Est-on en mesure d'accueillir des patients supplémentaires ?

On parle souvent de nos hôpitaux au bord de l'asphyxie. Quand on est à peine capable de faire face à une épidémie de grippe, on peut se poser la question. La grande différence, c'est qu'il ne s'agit pas de soins urgents, ce sont des opérations planifiées longtemps à l'avance et il y a tout de même beaucoup de spécialités pour lesquelles il n'y a pas de liste d'attente dans nos hôpitaux.

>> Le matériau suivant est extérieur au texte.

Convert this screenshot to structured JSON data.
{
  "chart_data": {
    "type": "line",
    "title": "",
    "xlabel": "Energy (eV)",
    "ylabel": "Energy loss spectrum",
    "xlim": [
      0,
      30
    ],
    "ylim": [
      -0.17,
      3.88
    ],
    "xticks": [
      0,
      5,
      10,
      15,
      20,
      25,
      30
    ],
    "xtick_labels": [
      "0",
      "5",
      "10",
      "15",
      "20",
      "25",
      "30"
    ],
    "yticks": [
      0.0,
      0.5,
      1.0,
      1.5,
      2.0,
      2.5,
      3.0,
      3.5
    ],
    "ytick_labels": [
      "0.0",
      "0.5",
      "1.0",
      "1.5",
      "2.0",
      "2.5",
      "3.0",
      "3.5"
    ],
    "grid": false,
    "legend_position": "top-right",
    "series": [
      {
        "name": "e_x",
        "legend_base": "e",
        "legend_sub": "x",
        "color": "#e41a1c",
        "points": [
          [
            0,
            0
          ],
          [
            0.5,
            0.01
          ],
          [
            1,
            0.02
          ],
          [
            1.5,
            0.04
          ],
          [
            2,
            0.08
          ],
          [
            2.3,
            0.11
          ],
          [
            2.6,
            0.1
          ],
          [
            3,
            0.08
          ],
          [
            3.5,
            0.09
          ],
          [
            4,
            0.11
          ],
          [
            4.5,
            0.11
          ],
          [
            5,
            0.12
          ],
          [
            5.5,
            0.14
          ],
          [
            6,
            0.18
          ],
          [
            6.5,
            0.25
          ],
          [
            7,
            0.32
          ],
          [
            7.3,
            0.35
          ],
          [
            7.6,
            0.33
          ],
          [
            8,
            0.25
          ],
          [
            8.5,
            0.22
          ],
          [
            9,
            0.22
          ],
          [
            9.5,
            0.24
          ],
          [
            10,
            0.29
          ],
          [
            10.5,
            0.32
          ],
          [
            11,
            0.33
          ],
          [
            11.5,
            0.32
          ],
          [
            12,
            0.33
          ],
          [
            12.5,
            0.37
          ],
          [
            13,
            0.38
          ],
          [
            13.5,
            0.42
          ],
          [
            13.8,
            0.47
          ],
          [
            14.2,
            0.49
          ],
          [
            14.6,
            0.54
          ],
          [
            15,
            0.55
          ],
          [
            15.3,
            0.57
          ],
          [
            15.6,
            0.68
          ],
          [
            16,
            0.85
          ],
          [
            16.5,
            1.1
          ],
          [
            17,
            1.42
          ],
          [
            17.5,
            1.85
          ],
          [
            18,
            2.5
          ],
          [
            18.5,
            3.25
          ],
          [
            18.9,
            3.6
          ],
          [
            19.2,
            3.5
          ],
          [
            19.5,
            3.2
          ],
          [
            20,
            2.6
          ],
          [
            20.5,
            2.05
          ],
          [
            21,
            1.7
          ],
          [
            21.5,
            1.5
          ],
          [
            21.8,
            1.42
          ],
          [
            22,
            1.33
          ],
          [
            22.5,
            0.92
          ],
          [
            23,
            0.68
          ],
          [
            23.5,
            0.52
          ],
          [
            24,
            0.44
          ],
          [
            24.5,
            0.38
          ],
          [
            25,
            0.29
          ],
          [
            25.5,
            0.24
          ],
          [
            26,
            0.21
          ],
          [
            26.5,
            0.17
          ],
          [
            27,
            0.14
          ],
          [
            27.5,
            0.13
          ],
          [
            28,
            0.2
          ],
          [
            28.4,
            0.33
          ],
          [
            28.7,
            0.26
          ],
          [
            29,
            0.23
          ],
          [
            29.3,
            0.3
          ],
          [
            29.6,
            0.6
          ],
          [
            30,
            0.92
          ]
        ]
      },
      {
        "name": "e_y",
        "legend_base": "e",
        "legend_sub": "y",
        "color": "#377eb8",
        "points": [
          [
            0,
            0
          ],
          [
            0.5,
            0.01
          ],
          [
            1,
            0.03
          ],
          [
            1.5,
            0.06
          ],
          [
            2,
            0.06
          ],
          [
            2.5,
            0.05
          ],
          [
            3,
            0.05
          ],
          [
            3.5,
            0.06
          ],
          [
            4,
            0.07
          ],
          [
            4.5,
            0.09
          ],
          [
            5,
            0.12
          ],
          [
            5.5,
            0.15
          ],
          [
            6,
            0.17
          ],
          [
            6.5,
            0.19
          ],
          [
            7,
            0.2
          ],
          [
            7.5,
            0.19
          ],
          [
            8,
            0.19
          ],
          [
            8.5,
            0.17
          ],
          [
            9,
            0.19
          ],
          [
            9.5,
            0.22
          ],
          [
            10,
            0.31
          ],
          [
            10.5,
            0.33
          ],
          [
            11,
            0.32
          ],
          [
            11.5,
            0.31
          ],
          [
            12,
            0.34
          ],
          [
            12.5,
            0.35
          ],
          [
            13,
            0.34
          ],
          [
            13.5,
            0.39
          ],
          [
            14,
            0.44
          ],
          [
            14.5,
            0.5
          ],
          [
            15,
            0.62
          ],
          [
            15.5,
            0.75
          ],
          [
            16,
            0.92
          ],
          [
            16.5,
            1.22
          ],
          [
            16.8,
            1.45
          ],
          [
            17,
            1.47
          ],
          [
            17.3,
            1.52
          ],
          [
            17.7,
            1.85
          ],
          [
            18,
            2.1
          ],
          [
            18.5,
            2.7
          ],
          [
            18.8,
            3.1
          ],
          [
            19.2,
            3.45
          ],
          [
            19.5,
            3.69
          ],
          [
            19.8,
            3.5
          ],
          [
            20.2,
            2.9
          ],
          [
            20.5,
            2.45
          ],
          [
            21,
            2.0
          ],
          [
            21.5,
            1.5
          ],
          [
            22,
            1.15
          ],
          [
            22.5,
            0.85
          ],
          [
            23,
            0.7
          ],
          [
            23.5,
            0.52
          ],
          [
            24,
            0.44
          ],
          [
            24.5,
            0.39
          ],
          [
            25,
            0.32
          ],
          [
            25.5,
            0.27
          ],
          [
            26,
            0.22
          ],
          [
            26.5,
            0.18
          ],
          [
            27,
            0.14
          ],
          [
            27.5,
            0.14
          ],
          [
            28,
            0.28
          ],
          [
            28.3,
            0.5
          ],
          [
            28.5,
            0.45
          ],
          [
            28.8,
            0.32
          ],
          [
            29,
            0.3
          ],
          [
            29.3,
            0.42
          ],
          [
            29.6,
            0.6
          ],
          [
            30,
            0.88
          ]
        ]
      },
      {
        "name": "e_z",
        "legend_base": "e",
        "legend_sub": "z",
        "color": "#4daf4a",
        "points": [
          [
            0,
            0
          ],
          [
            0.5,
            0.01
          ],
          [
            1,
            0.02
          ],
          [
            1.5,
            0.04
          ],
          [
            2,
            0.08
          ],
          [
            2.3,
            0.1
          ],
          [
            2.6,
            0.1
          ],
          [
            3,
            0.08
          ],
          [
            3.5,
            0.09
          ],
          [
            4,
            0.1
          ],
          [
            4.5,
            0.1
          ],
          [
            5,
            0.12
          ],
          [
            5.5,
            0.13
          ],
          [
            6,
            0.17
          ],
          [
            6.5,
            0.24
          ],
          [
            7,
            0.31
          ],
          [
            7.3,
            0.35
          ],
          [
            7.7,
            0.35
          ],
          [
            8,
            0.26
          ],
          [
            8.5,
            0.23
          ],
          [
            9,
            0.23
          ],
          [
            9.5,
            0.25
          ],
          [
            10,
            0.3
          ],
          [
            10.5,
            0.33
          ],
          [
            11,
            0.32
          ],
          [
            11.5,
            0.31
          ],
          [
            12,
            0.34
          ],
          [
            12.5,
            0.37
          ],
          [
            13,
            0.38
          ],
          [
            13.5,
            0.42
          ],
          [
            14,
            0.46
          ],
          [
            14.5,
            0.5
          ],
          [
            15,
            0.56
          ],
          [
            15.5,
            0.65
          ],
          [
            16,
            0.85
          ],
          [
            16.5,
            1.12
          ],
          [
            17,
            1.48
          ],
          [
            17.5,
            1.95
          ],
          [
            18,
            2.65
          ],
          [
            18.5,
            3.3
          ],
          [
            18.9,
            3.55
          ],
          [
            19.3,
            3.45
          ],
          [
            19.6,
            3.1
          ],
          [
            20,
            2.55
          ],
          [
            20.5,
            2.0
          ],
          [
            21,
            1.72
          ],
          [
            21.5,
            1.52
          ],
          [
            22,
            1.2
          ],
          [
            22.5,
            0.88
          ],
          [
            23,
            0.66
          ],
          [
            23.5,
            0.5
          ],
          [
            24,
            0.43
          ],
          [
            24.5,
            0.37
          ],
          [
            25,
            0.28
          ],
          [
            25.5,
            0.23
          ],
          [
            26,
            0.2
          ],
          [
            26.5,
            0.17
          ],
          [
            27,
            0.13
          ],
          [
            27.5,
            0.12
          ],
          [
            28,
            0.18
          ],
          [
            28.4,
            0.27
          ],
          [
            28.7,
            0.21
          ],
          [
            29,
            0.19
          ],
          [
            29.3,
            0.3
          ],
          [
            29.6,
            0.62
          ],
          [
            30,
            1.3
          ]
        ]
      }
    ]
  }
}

Il faut relativiser, on ne va pas assister à un déferlement de "touristes médicaux" en France. Le rapport évalue à 1% au maximum la proportion de patients étrangers que l'on pourrait accueillir d'ici dix ans et il est précisé que cela ne peut pas se faire sans investir en hommes et en moyens, ce qui peut aussi bénéficier aux patients français. Les associations de patients n'y sont pas opposées, à condition de poser des garde-fous. Quant aux ministres concernés, ils ont annoncé avoir mis en place un groupe de travail sur la question, ce qui est rarement le signe d'une volonté politique farouche.